Document a Process for Internal Reasons
The use of flowcharts to better understand how business processes work offers many advantages to organizations:
- Flexibility: Both new and existing employees can immediately learn the right way to perform any job.
- Quality: If everyone on the team performs a job in the same way each time, the outcome is predictable and consistent.
- Visibility: Management can see exactly how each job is meant to be performed.
- Process Improvement: You can't improve the way your organization gets its work done unless you know how it's being done now.
Audit a Process to Find Malfunctions or Inefficiencies
Flowcharts may be used for diagnosing a malfunction or to troubleshoot problems. These uses are common in the fields of software and electronics. But they aren't confined to just these disciplines. Business organizations also use flowcharts for process improvement. Breaking down processes into smaller steps, then examining them closely can reveal areas of both operating inefficiency and opportunity for improvement.
Mapping Computer Algorithms
Brainstorming computer algorithms with fast, automated flowchart software is superior to a whiteboard. Like a whiteboard, it's easy to make changes or corrections quickly. But unlike a whiteboard, it's simple to move components around and to save and share work.
One of the reasons that flowcharts are used frequently for program and network design is that they also offer a good resource for internal problem solving. They are also a great way to show customers how to troubleshoot common problems, because they are visual and are easy to follow, when presented properly.
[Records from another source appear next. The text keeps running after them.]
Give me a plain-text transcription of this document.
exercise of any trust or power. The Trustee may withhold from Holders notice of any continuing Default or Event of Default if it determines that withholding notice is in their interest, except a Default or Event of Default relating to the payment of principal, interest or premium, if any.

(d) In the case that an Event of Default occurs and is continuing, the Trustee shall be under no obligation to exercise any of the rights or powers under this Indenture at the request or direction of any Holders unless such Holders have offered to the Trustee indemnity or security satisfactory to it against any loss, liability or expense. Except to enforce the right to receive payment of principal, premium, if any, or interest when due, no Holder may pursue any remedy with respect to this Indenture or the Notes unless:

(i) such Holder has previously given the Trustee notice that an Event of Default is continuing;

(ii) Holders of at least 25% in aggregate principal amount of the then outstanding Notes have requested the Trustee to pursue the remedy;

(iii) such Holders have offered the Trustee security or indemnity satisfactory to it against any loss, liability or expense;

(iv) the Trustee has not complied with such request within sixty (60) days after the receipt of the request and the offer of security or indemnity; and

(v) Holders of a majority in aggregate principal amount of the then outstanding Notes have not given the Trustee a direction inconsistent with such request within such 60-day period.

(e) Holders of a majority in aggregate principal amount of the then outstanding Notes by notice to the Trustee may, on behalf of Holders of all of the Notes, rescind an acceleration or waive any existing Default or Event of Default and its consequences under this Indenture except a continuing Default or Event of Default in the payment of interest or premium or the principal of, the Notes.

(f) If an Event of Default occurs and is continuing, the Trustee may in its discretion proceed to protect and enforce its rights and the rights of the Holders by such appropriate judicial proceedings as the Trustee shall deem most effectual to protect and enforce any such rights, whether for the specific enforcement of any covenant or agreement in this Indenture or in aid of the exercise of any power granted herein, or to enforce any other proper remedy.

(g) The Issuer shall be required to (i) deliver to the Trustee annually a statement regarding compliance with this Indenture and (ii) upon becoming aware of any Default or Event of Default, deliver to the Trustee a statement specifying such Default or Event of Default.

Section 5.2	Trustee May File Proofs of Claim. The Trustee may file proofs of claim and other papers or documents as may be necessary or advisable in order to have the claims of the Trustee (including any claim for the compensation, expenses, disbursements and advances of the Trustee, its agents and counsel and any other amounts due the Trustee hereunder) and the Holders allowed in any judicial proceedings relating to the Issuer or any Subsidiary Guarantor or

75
Sometimes processes bog down for reasons that aren't obvious. A flowchart can be useful to help identify these roadblocks.
Communicate to Others How a Process Works
A visual model, such as a flowchart, allows information to be captured and shared much more quickly and effectively than writing out narrative descriptions. However, care must be taken. A diagram that is poorly designed and drawn can cause the user to become confused or frustrated if it can't be easily understood. Following the basic rules of visual grammar will ensure ease creation of a flowchart that is easy to use.
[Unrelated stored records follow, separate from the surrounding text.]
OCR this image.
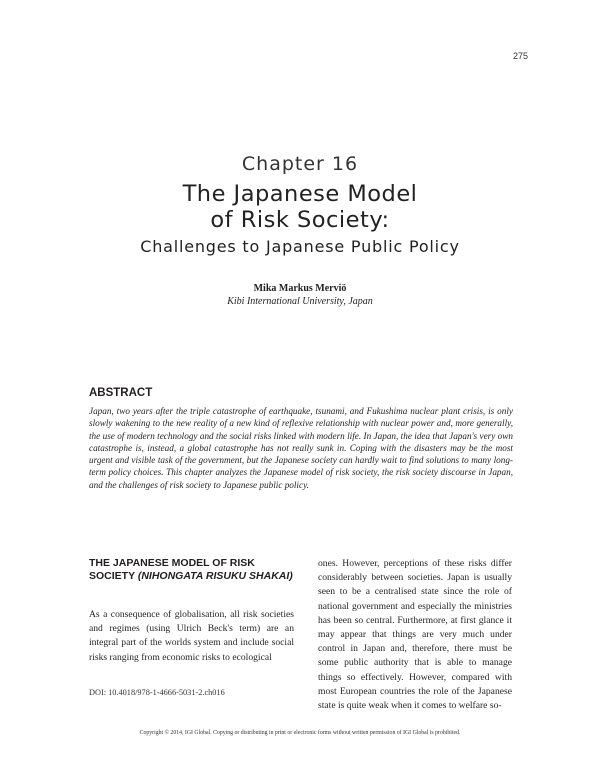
275
Chapter 16
The Japanese Model
of Risk Society:
Challenges to Japanese Public Policy
Mika Markus Merviö
Kibi International University, Japan
ABSTRACT
Japan, two years after the triple catastrophe of earthquake, tsunami, and Fukushima nuclear plant crisis, is only slowly wakening to the new reality of a new kind of reflexive relationship with nuclear power and, more generally, the use of modern technology and the social risks linked with modern life. In Japan, the idea that Japan's very own catastrophe is, instead, a global catastrophe has not really sunk in. Coping with the disasters may be the most urgent and visible task of the government, but the Japanese society can hardly wait to find solutions to many long-term policy choices. This chapter analyzes the Japanese model of risk society, the risk society discourse in Japan, and the challenges of risk society to Japanese public policy.
THE JAPANESE MODEL OF RISK SOCIETY (NIHONGATA RISUKU SHAKAI)
As a consequence of globalisation, all risk societies and regimes (using Ulrich Beck's term) are an integral part of the worlds system and include social risks ranging from economic risks to ecological
ones. However, perceptions of these risks differ considerably between societies. Japan is usually seen to be a centralised state since the role of national government and especially the ministries has been so central. Furthermore, at first glance it may appear that things are very much under control in Japan and, therefore, there must be some public authority that is able to manage things so effectively. However, compared with most European countries the role of the Japanese state is quite weak when it comes to welfare so-
DOI: 10.4018/978-1-4666-5031-2.ch016
Copyright © 2014, IGI Global. Copying or distributing in print or electronic forms without written permission of IGI Global is prohibited.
Model a Repetitive Process for Quality Assurance
Many processes must be done in a certain, consistent way to ensure the proper result. Think about the way that a fast-food restaurant makes hamburgers, for example. From the time the customer orders until the food is delivered to them, a repetitive, systematic process must take place. If any step along the way gets skipped or performed incorrectly, the quality of the finished product suffers.
Flowcharts are useful in developing and perfecting the model process, as well as training personnel to execute them with Swiss-watch precision.